Student numbers jumped from 4,000 to 35,000 in 2003 when 8,000 applicants missed out. This number reached 17,000 in 2005 and the disparity between students accepted and denied has continued to grow substantially. In 2006, out of 50,000 applicants, just 20,000 were admitted, and in 2007, out of 60,000, only 22,000 students won a place.
The lack of qualified teachers is another major challenge for the Higher Education Ministry. In 2009, 5.8% of academic lecturers held PhDs, 80% of whom taught in the capital city of Kabul. Teachers with masters degrees constituted 37% and most were in Kabul.
About 58% of teaching academics only hold bachelor degrees and the majority obtained employment during the war years as a result of political and ideological affiliations with the people in power.
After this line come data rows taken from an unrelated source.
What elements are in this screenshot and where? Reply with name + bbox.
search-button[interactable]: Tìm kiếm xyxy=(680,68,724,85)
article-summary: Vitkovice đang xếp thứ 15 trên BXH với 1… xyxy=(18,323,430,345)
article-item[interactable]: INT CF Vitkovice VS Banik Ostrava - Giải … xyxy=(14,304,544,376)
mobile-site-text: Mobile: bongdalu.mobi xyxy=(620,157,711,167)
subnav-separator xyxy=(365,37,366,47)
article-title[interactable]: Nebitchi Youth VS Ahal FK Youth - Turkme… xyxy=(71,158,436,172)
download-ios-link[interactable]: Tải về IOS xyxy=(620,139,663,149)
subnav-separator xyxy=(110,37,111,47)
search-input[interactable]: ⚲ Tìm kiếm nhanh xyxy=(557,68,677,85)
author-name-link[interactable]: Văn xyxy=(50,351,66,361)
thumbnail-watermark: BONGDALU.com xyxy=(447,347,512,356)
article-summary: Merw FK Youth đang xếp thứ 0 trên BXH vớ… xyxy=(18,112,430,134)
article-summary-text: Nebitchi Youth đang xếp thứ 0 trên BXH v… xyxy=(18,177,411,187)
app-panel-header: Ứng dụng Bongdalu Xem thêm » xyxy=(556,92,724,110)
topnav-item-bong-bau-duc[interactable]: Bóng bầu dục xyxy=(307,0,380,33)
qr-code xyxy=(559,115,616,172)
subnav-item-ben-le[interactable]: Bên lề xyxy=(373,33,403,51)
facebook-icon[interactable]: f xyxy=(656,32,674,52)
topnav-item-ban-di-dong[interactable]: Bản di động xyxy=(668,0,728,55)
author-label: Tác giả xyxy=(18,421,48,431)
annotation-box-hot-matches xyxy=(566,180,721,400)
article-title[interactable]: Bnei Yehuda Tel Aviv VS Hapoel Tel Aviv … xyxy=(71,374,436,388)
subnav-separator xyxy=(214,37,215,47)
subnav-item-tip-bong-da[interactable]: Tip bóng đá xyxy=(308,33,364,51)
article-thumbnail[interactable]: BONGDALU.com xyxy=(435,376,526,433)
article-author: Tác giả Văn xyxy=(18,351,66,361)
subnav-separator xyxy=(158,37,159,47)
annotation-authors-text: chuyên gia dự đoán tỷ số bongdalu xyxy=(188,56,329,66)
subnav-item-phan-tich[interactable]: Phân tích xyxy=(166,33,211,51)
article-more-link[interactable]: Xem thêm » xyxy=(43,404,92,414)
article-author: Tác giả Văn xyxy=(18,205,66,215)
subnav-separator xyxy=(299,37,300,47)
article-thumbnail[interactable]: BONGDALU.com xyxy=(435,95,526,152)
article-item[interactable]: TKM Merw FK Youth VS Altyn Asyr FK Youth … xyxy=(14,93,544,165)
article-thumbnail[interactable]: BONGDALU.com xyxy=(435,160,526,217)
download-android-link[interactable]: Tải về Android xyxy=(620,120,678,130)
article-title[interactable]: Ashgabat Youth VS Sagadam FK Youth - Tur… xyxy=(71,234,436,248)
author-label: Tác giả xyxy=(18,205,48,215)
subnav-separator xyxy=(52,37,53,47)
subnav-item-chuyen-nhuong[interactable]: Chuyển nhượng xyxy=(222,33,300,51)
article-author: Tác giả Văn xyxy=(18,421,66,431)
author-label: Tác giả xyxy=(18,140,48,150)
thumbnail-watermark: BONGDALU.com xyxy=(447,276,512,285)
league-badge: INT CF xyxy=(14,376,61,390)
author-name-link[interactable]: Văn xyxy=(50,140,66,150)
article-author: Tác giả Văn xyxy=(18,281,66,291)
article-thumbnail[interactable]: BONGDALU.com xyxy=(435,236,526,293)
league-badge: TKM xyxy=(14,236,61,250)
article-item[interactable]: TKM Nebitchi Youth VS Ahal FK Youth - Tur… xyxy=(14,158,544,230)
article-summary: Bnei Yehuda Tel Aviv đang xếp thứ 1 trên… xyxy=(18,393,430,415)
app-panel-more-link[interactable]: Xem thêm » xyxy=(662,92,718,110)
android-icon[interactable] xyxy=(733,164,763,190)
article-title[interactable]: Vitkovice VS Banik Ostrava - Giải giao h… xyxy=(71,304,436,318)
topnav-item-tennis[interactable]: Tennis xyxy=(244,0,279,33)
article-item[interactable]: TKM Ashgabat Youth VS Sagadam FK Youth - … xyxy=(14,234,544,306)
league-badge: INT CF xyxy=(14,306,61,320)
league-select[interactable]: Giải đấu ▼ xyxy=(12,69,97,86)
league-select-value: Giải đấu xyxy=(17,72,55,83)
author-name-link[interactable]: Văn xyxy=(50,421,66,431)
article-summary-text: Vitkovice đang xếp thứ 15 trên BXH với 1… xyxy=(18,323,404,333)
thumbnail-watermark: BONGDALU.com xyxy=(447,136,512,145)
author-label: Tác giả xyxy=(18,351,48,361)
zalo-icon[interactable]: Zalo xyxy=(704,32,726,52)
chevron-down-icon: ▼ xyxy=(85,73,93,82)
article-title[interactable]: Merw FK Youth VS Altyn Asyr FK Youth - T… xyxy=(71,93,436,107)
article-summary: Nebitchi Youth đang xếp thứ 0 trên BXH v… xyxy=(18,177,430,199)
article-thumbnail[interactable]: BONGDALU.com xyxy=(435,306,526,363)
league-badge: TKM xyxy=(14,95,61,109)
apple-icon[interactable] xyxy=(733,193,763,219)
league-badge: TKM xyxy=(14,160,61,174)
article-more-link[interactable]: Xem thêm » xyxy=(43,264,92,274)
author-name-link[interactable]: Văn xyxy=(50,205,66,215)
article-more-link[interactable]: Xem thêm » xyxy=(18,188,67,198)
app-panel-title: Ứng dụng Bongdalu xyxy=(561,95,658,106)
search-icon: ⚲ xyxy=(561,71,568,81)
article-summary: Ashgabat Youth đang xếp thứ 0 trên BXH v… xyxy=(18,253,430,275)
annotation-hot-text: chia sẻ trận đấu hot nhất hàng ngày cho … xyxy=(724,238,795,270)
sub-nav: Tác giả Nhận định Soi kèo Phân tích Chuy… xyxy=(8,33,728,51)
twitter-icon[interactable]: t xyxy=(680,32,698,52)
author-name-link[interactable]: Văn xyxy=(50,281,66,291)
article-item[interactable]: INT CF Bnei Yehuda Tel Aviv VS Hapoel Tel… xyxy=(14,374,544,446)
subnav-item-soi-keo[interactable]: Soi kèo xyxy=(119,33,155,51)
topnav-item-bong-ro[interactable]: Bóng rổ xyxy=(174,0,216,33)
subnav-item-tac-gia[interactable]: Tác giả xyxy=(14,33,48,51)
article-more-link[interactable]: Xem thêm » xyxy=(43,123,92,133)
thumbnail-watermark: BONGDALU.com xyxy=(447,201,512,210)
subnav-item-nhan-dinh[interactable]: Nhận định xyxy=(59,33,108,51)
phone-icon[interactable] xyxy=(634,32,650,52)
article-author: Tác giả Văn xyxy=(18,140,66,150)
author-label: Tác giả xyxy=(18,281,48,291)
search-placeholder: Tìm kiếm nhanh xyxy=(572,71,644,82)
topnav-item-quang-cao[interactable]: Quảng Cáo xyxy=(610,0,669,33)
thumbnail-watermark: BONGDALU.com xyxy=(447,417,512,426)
Replacing these academics with those who are qualified will be a major challenge for the government.
Outdated curricula and syllabuses are another major hindrance to the quality of education. Even in the fields of medicine and engineering, lecturers depend on their notes from when they were students.
Although the number of public universities had increased to 26 by 2012 and many affiliations and pacts of collaboration had been formed between Afghan universities and those in India, Europe and the US, the education system still lacks curricula that meet the contemporary needs of its society. Higher education is highly centralised and designed as top-down with no flexibility to consider the specific needs of different communities and populations.
To support a long-term implementation strategy, the Higher Education Ministry should consider a bottom-up approach, with more input from district and local communities in order to make sound decisions. Furthermore, teachers with outdated teaching skills and those who have studied in Russia and Pakistan must be equipped with the skills and qualifications based on international norms and standards or be removed from higher education.
Dr Farid Saydee is LARC associate director and the director of the Afghan Language and Culture Programme at the Language Acquisition Resource Centre, or LARC, at San Diego State University, USA.